The CDAF grant also provides some monies to cover the first year of operation costs of the fluoridation system. Under the agreement, the city is required to fund and operate the fluoridation facility for at least a decade.
Citizens for Safe Drinking Water spokesman Nick Bulaich argued that the 10-year requirement exempts Watsonville from a state law that mandates fluoridation.
According to Section 116410 of the California Public Health Code, all charter cities that have more than 10,000 hookups must fluoridate their water if outside funds become available to pay for it. While Measure S banned fluoride in Watsonville, many pro-fluoride forces argued that the local ordinance was in violation of state law and the city would be forced to fluoridate anyway.
Bulaich argued that the city was exempt from the law. According to the second section of the same law, charter cities can not be obligated to force taxpayers to pay for annual operational costs on fluoridation.
“A public water system is not required to comply,” states the law, “if funding is not available to the public water system sufficient to pay the non-capital operation and maintenance costs.” Since the grant only covered the first year of operations, the city would have to take money out of its own general fund, or raise water rates to pay for fluoridation.
“The state can only force municipalities to fluoridate if outside money is available for the length of the project.

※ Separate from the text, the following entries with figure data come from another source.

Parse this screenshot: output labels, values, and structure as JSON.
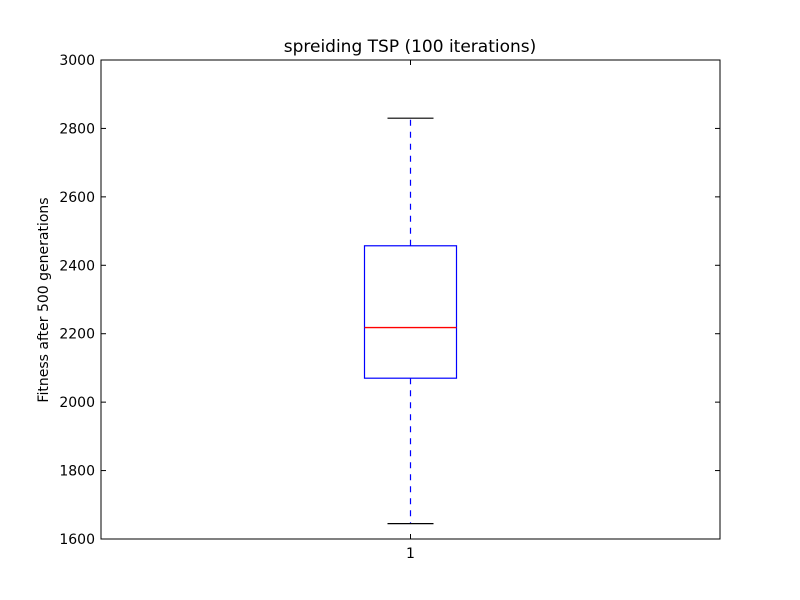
{
  "chart_data": {
    "type": "box",
    "title": "spreiding TSP (100 iterations)",
    "xlabel": "",
    "ylabel": "Fitness after 500 generations",
    "ylim": [
      1600,
      3000
    ],
    "yticks": [
      "1600",
      "1800",
      "2000",
      "2200",
      "2400",
      "2600",
      "2800",
      "3000"
    ],
    "categories": [
      "1"
    ],
    "boxes": [
      {
        "category": "1",
        "whisker_low": 1645,
        "q1": 2070,
        "median": 2218,
        "q3": 2457,
        "whisker_high": 2830
      }
    ],
    "grid": false,
    "legend": "none",
    "colors": {
      "box": "#0000ff",
      "median": "#ff0000",
      "whisker": "#0000ff",
      "cap": "#000000",
      "axes": "#000000"
    }
  }
}
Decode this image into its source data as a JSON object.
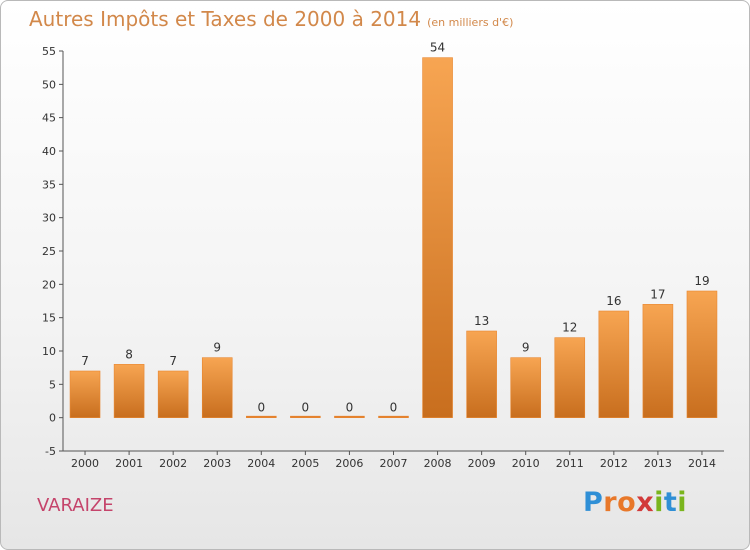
{
  "header": {
    "title": "Autres Impôts et Taxes de 2000 à 2014",
    "subtitle": "(en milliers d'€)"
  },
  "location": {
    "name": "VARAIZE"
  },
  "logo": {
    "text": "Proxiti",
    "letters": [
      {
        "ch": "P",
        "color": "#2f8fd6"
      },
      {
        "ch": "r",
        "color": "#e8782a"
      },
      {
        "ch": "o",
        "color": "#e8782a"
      },
      {
        "ch": "x",
        "color": "#d23a3a"
      },
      {
        "ch": "i",
        "color": "#7ab51d"
      },
      {
        "ch": "t",
        "color": "#2f8fd6"
      },
      {
        "ch": "i",
        "color": "#7ab51d"
      }
    ]
  },
  "colors": {
    "bar_top": "#f7a552",
    "bar_bottom": "#c86e1e",
    "title": "#d2884a",
    "location": "#c5446b"
  },
  "chart_data": {
    "type": "bar",
    "title": "Autres Impôts et Taxes de 2000 à 2014",
    "subtitle": "(en milliers d'€)",
    "categories": [
      "2000",
      "2001",
      "2002",
      "2003",
      "2004",
      "2005",
      "2006",
      "2007",
      "2008",
      "2009",
      "2010",
      "2011",
      "2012",
      "2013",
      "2014"
    ],
    "values": [
      7,
      8,
      7,
      9,
      0,
      0,
      0,
      0,
      54,
      13,
      9,
      12,
      16,
      17,
      19
    ],
    "ylim": [
      -5,
      55
    ],
    "yticks": [
      -5,
      0,
      5,
      10,
      15,
      20,
      25,
      30,
      35,
      40,
      45,
      50,
      55
    ],
    "grid": false,
    "legend": "none"
  }
}
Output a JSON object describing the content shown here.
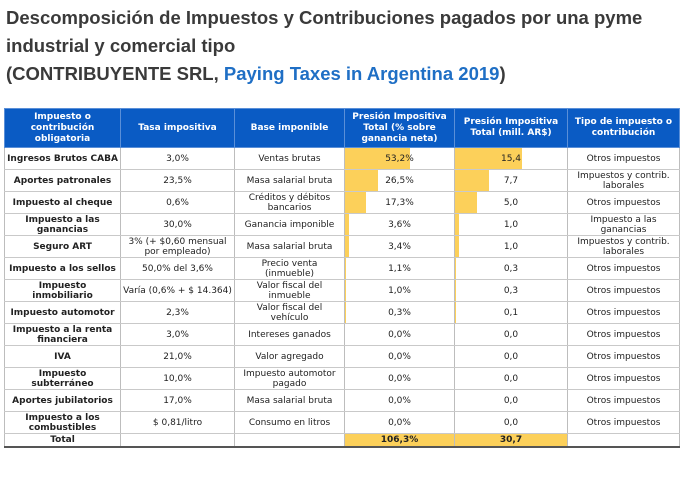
{
  "title": {
    "line1": "Descomposición de Impuestos y Contribuciones pagados por una pyme",
    "line2": "industrial y comercial tipo",
    "line3_prefix": "(CONTRIBUYENTE SRL, ",
    "line3_link": "Paying Taxes in Argentina 2019",
    "line3_suffix": ")"
  },
  "table": {
    "headers": [
      "Impuesto o contribución obligatoria",
      "Tasa impositiva",
      "Base imponible",
      "Presión Impositiva Total (% sobre ganancia neta)",
      "Presión Impositiva Total (mill. AR$)",
      "Tipo de impuesto o contribución"
    ],
    "rows": [
      {
        "name": "Ingresos Brutos CABA",
        "rate": "3,0%",
        "base": "Ventas brutas",
        "pct": "53,2%",
        "pct_value": 53.2,
        "mill": "15,4",
        "mill_value": 15.4,
        "type": "Otros impuestos"
      },
      {
        "name": "Aportes patronales",
        "rate": "23,5%",
        "base": "Masa salarial bruta",
        "pct": "26,5%",
        "pct_value": 26.5,
        "mill": "7,7",
        "mill_value": 7.7,
        "type": "Impuestos y contrib. laborales"
      },
      {
        "name": "Impuesto al cheque",
        "rate": "0,6%",
        "base": "Créditos y débitos bancarios",
        "pct": "17,3%",
        "pct_value": 17.3,
        "mill": "5,0",
        "mill_value": 5.0,
        "type": "Otros impuestos"
      },
      {
        "name": "Impuesto a las ganancias",
        "rate": "30,0%",
        "base": "Ganancia imponible",
        "pct": "3,6%",
        "pct_value": 3.6,
        "mill": "1,0",
        "mill_value": 1.0,
        "type": "Impuesto a las ganancias"
      },
      {
        "name": "Seguro ART",
        "rate": "3% (+ $0,60 mensual por empleado)",
        "base": "Masa salarial bruta",
        "pct": "3,4%",
        "pct_value": 3.4,
        "mill": "1,0",
        "mill_value": 1.0,
        "type": "Impuestos y contrib. laborales"
      },
      {
        "name": "Impuesto a los sellos",
        "rate": "50,0% del 3,6%",
        "base": "Precio venta (inmueble)",
        "pct": "1,1%",
        "pct_value": 1.1,
        "mill": "0,3",
        "mill_value": 0.3,
        "type": "Otros impuestos"
      },
      {
        "name": "Impuesto inmobiliario",
        "rate": "Varía (0,6% + $ 14.364)",
        "base": "Valor fiscal del inmueble",
        "pct": "1,0%",
        "pct_value": 1.0,
        "mill": "0,3",
        "mill_value": 0.3,
        "type": "Otros impuestos"
      },
      {
        "name": "Impuesto automotor",
        "rate": "2,3%",
        "base": "Valor fiscal del vehículo",
        "pct": "0,3%",
        "pct_value": 0.3,
        "mill": "0,1",
        "mill_value": 0.1,
        "type": "Otros impuestos"
      },
      {
        "name": "Impuesto a la renta financiera",
        "rate": "3,0%",
        "base": "Intereses ganados",
        "pct": "0,0%",
        "pct_value": 0.0,
        "mill": "0,0",
        "mill_value": 0.0,
        "type": "Otros impuestos"
      },
      {
        "name": "IVA",
        "rate": "21,0%",
        "base": "Valor agregado",
        "pct": "0,0%",
        "pct_value": 0.0,
        "mill": "0,0",
        "mill_value": 0.0,
        "type": "Otros impuestos"
      },
      {
        "name": "Impuesto subterráneo",
        "rate": "10,0%",
        "base": "Impuesto automotor pagado",
        "pct": "0,0%",
        "pct_value": 0.0,
        "mill": "0,0",
        "mill_value": 0.0,
        "type": "Otros impuestos"
      },
      {
        "name": "Aportes jubilatorios",
        "rate": "17,0%",
        "base": "Masa salarial bruta",
        "pct": "0,0%",
        "pct_value": 0.0,
        "mill": "0,0",
        "mill_value": 0.0,
        "type": "Otros impuestos"
      },
      {
        "name": "Impuesto a los combustibles",
        "rate": "$ 0,81/litro",
        "base": "Consumo en litros",
        "pct": "0,0%",
        "pct_value": 0.0,
        "mill": "0,0",
        "mill_value": 0.0,
        "type": "Otros impuestos"
      }
    ],
    "total": {
      "name": "Total",
      "pct": "106,3%",
      "mill": "30,7"
    },
    "bar_color": "#fcd05a",
    "header_color": "#0a5bc4"
  }
}
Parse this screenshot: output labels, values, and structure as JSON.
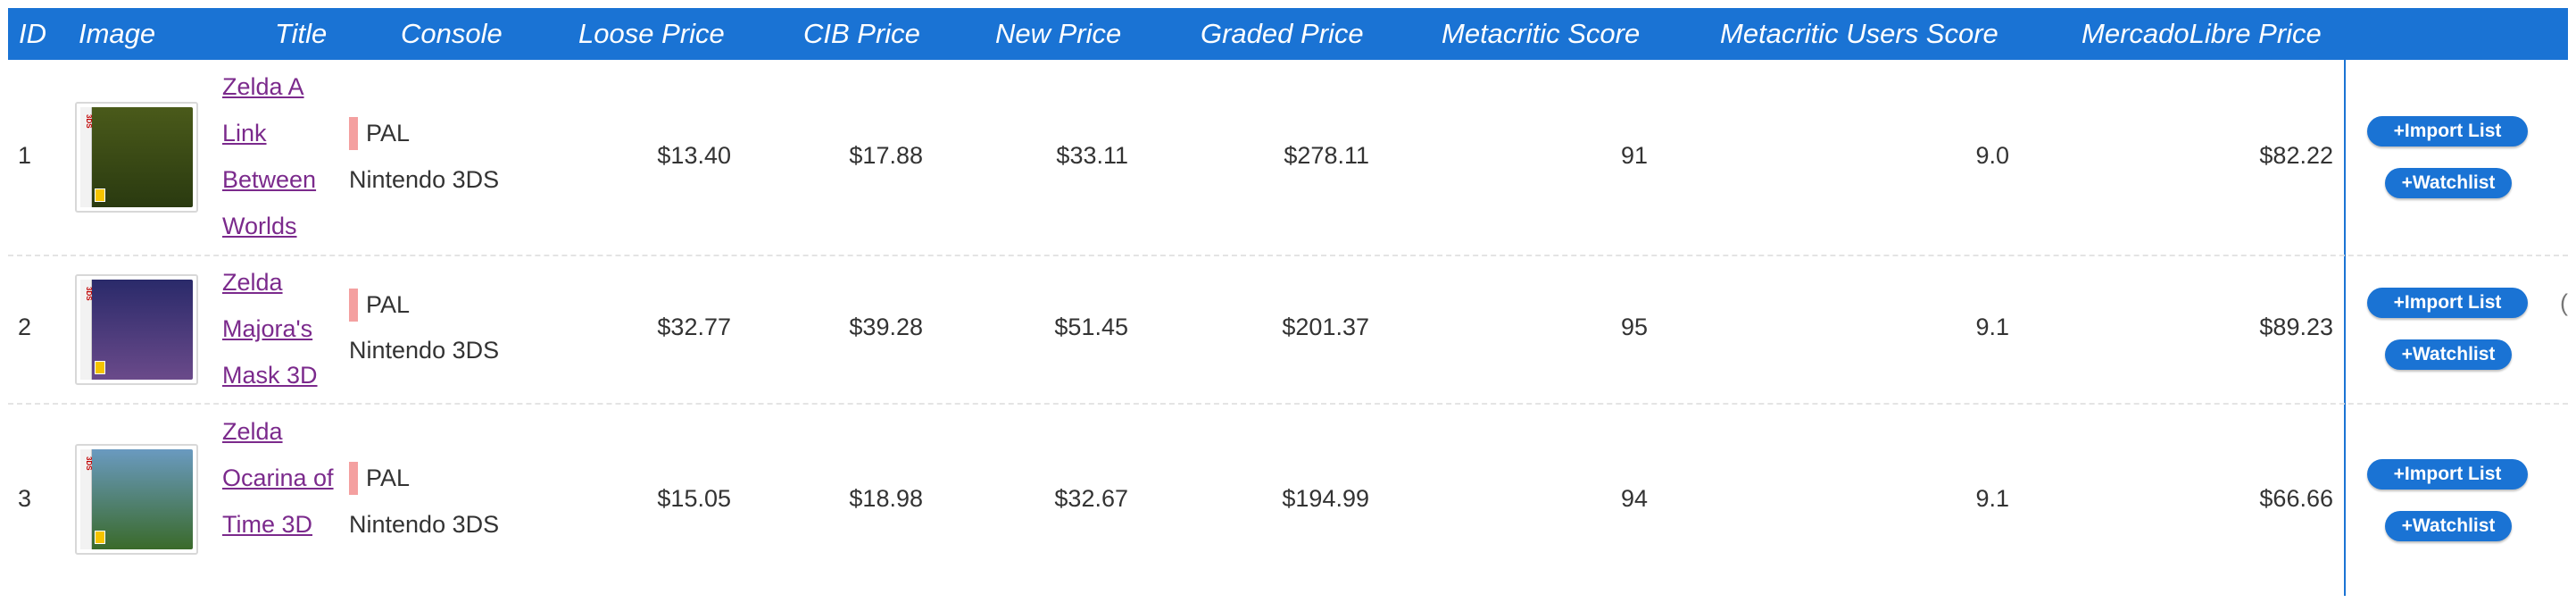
{
  "columns": {
    "id": "ID",
    "image": "Image",
    "title": "Title",
    "console": "Console",
    "loose": "Loose Price",
    "cib": "CIB Price",
    "new": "New Price",
    "graded": "Graded Price",
    "metacritic": "Metacritic Score",
    "metacritic_users": "Metacritic Users Score",
    "mercadolibre": "MercadoLibre Price"
  },
  "rows": [
    {
      "id": "1",
      "title": "Zelda A Link Between Worlds",
      "region": "PAL",
      "console": "Nintendo 3DS",
      "loose": "$13.40",
      "cib": "$17.88",
      "new": "$33.11",
      "graded": "$278.11",
      "metacritic": "91",
      "metacritic_users": "9.0",
      "mercadolibre": "$82.22",
      "import_label": "+Import List",
      "watch_label": "+Watchlist"
    },
    {
      "id": "2",
      "title": "Zelda Majora's Mask 3D",
      "region": "PAL",
      "console": "Nintendo 3DS",
      "loose": "$32.77",
      "cib": "$39.28",
      "new": "$51.45",
      "graded": "$201.37",
      "metacritic": "95",
      "metacritic_users": "9.1",
      "mercadolibre": "$89.23",
      "import_label": "+Import List",
      "watch_label": "+Watchlist"
    },
    {
      "id": "3",
      "title": "Zelda Ocarina of Time 3D",
      "region": "PAL",
      "console": "Nintendo 3DS",
      "loose": "$15.05",
      "cib": "$18.98",
      "new": "$32.67",
      "graded": "$194.99",
      "metacritic": "94",
      "metacritic_users": "9.1",
      "mercadolibre": "$66.66",
      "import_label": "+Import List",
      "watch_label": "+Watchlist"
    }
  ],
  "colors": {
    "header": "#1a73d4",
    "link": "#7b2a8c",
    "region_marker": "#f4a0a0",
    "button": "#1a73d4"
  },
  "covers": [
    {
      "icon": "zelda-link-between-worlds-cover-icon",
      "color_top": "#4a5a1a",
      "color_bottom": "#2a3a10"
    },
    {
      "icon": "zelda-majoras-mask-cover-icon",
      "color_top": "#2a2a6a",
      "color_bottom": "#6a4a8a"
    },
    {
      "icon": "zelda-ocarina-of-time-cover-icon",
      "color_top": "#6a9ac0",
      "color_bottom": "#3a6a2a"
    }
  ]
}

It can’t force the city itself to pay for fluoridation,” Buliach said.
City Attorney Alan Smith said that other scenarios could unfold once the first-year operational cost money ran out. “They could apply for another grant,” he said. Smith said he didn’t think the city would be in violation of the law if it didn’t fluoridate its water supply if there was no outside money to pay for it
The CDAF tried to make a last minute move to save the grant by only requiring the city to fluoridate the water for one year instead of 10 using the grant money. Palacios rejected the offer stating, “It does seem impractical to spend over $800,000 to install a fluoridation system that would only be used for one year until the Operations and Maintenance Grant expired.”
The move upset local dentists and health officials who were pushing for fluoridation as a way to fight tooth decay in the city. Dentists and other teeth experts cited many documents from the American Dental Association that call for people in the medical industry to endorse fluoride.